Knotwords is, essentially, a series of anagrams that connect seamlessly like a crossword puzzle. It’s one of those magical puzzle games that — in the beginning — seems outright impossible, but once you start breaking things down into discrete little units, the whole puzzle comes together in a way that’s extremely satisfying. Like the best puzzle games, Knotwords guides you gently, but also makes you feel like a goddamn genius.

Who made Knotwords?


Knotwords starts out cruisy, but quickly ramps up the difficulty.

Zach Gage and Jack Schlesinger

Knotwords is the brainchild of Zach Gage and Jack Schlesinger. The pair have a history of creating fascinating new spins on existing, age-old classics. Gage made headlines with a game called Really Bad Chess back in 2016. He’s also made weird spin-off games based on Solitaire.

Where can I play Knotwords?

Unfortunately playing Knotwords requires an app download. Given the success of pure browser games like Wordle, I expected Knotwords to be playable direct from a website, but you will have to download this game for free either on the App Store or on Google Play. It’s also available on Steam, but only as a full price game.

Unlike Wordle, Knotwords has wisely been monetized from the get go. On mobile you can pay for an annual subscription or purchase the game outright. Both of these options provide additional puzzles and access to archives. 

What’s so awesome about Knotwords?

Knotwords is just incredibly polished and well designed. As a core puzzle game it works effortlessly. It’s easy enough to pick up, but challenging enough to require complete focus from the player. I tired of Wordle in the end, mainly because the same strategies worked most days. Knotwords is more layered and requires agile thinking at all times. 

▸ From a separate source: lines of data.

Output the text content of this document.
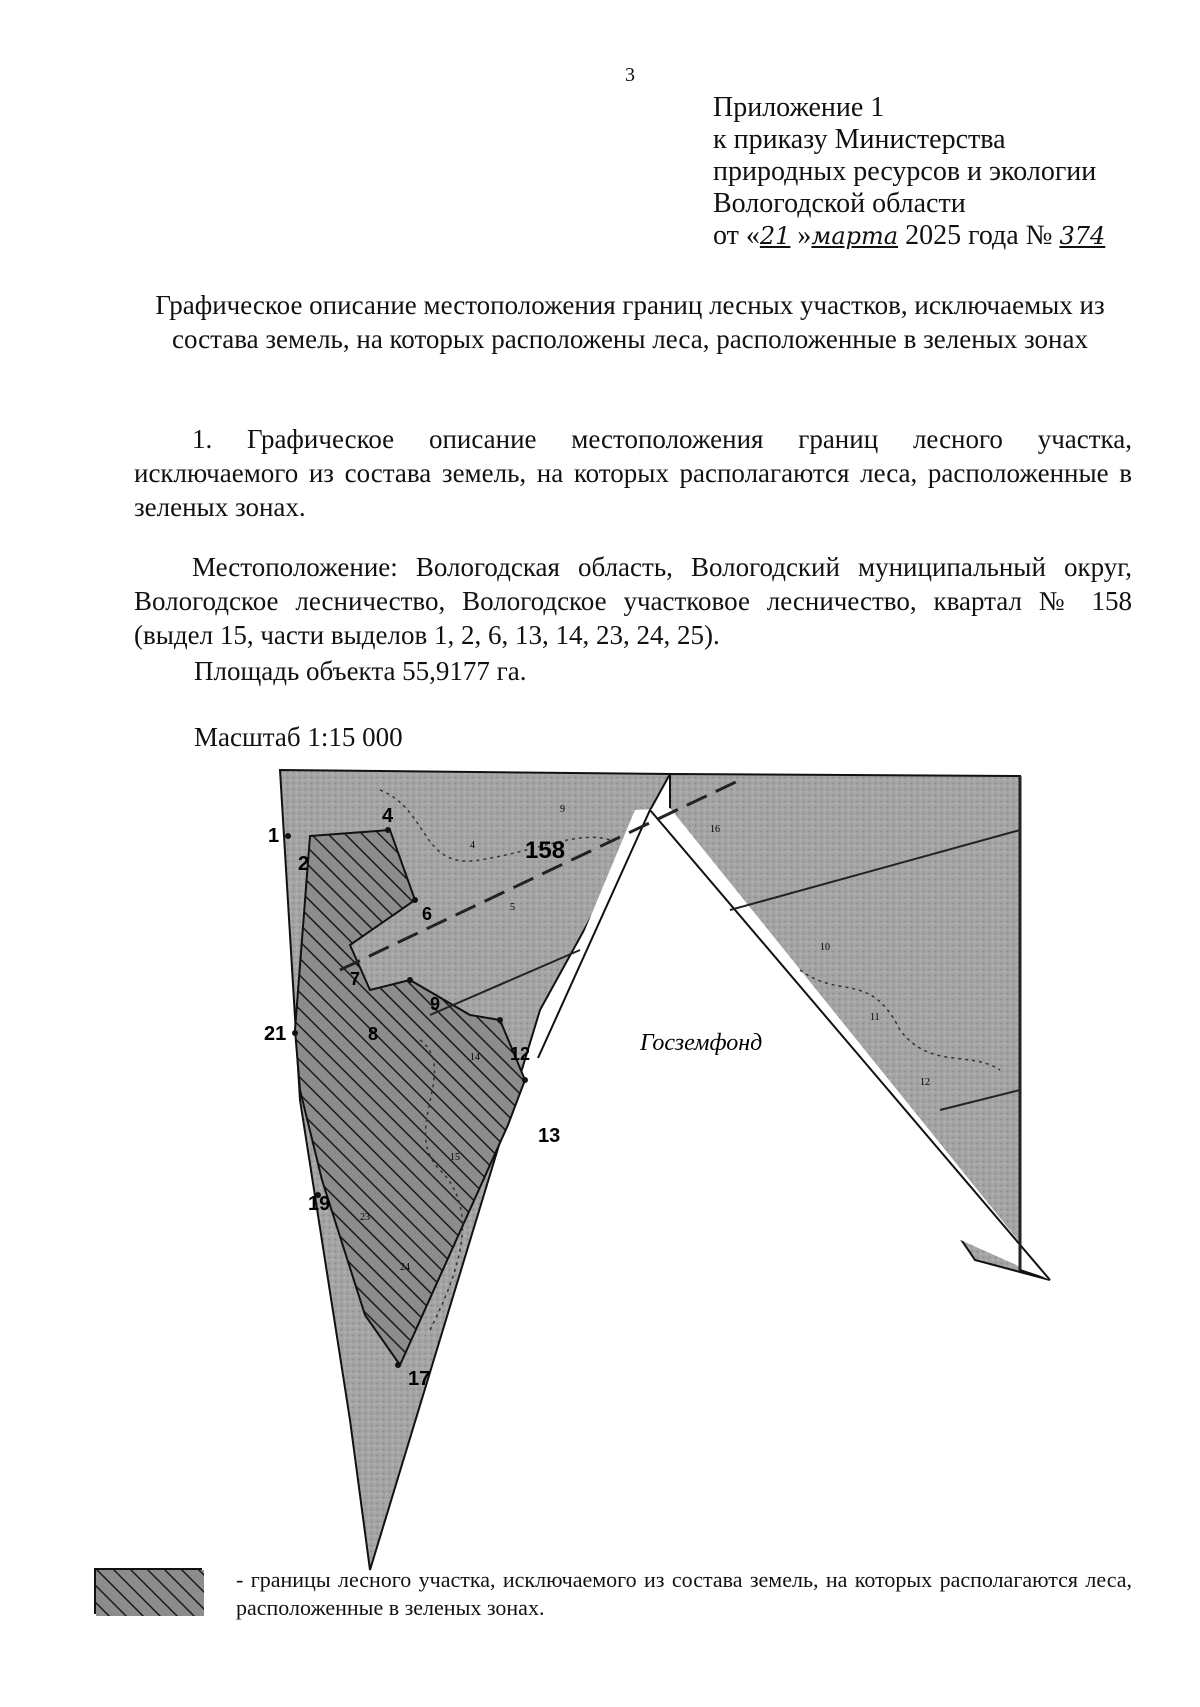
3
Приложение 1
к приказу Министерства
природных ресурсов и экологии
Вологодской области
от «21 »марта 2025 года № 374
Графическое описание местоположения границ лесных участков, исключаемых из состава земель, на которых расположены леса, расположенные в зеленых зонах
1. Графическое описание местоположения границ лесного участка, исключаемого из состава земель, на которых располагаются леса, расположенные в зеленых зонах.
Местоположение: Вологодская область, Вологодский муниципальный округ, Вологодское лесничество, Вологодское участковое лесничество, квартал № 158 (выдел 15, части выделов 1, 2, 6, 13, 14, 23, 24, 25).
Площадь объекта 55,9177 га.
Масштаб 1:15 000
158
Госземфонд
9
4
5
16
10
11
12
14
15
23
24
1
2
4
6
7
8
9
12
13
21
19
17
- границы лесного участка, исключаемого из состава земель, на которых располагаются леса, расположенные в зеленых зонах.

It’s also incredibly sticky. It’s beautifully executed and tactile, especially in mobile app form. I found Knotwords a joy to play with its little sound effects and gentle Wii Sports-esque soundtrack bopping in the background. The presentation is pure perfection.

Knotwords also features a great difficulty curve. The daily challenges are nice and breezy, but if you want to be challenged Wordle can quickly crank things up a notch. Definitely worth a try.

Wordle is available now on the App Store, Google Play and Steam.